Jantar Mantar, New Delhi
Summer: March-June (25°C - 47°C)
Winter: December-February (1°C - 25°C)
Best time to visit:
Opening Time: 09:00 a.m.
Closing Time: 07:00 p.m.
Weekly Holiday: N/A
Entry Fees for Indians
Video Camera: N/A
Entry Fees for Foreign Nationals
Out of the five popular astronomical observatories built by Maharaja Jai Singh II, the very first one came into existence in 1724. Known as Jantar Mantar, it is among the most sought-after tourist sites of New Delhi. Home to 13 astounding geometrical instruments made of brick rubble, it has been the place for astronomical observations for decades. Though, the coming up of tall building around it has taken the toll of instruments’ accuracy, it still holds magnificence as a must-visit hotspot.
Samrat Yantra, a sundial in the form of a giant triangle is undoubtedly the biggest highlight of the place. Jayaprakash Yantra is useful in studying the positions of the stars while Misra Yantra records year’s shortest and longest days and precise noon moments in various cities of the world. Niyati Chakra, Ram Yantra and many other instruments exemplify the fabulous blend of science and architecture.
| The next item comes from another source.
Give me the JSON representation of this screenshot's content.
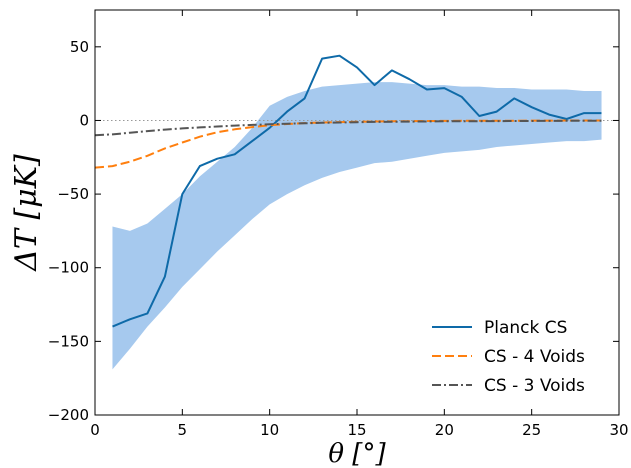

The observatory is located at Connaught Place, just about 2 km. from the Sansad Bhavan building. Sansad Road, one of the most popular roads of the National Capital, can be taken to approach the place. Local buses, taxis, auto-rickshaws and cycle-rickshaws are all convenient modes to reach the place.
New Delhi Railway Station is only about 2 km. from the observatory. When travelling by metro, you can get down at Patel Chowk Station (less than 1 km.), Shivaji Stadium (about 1.5 km.) or Rajiv Chowk (about 2.5 km.). Cycle-rickshaws are the most convenient modes from each of these points.
Get down at Delhi International Airport from where the observatory is only about 14 km. away. Local buses, taxis and auto-rickshaws from the airport can drop you at the monument.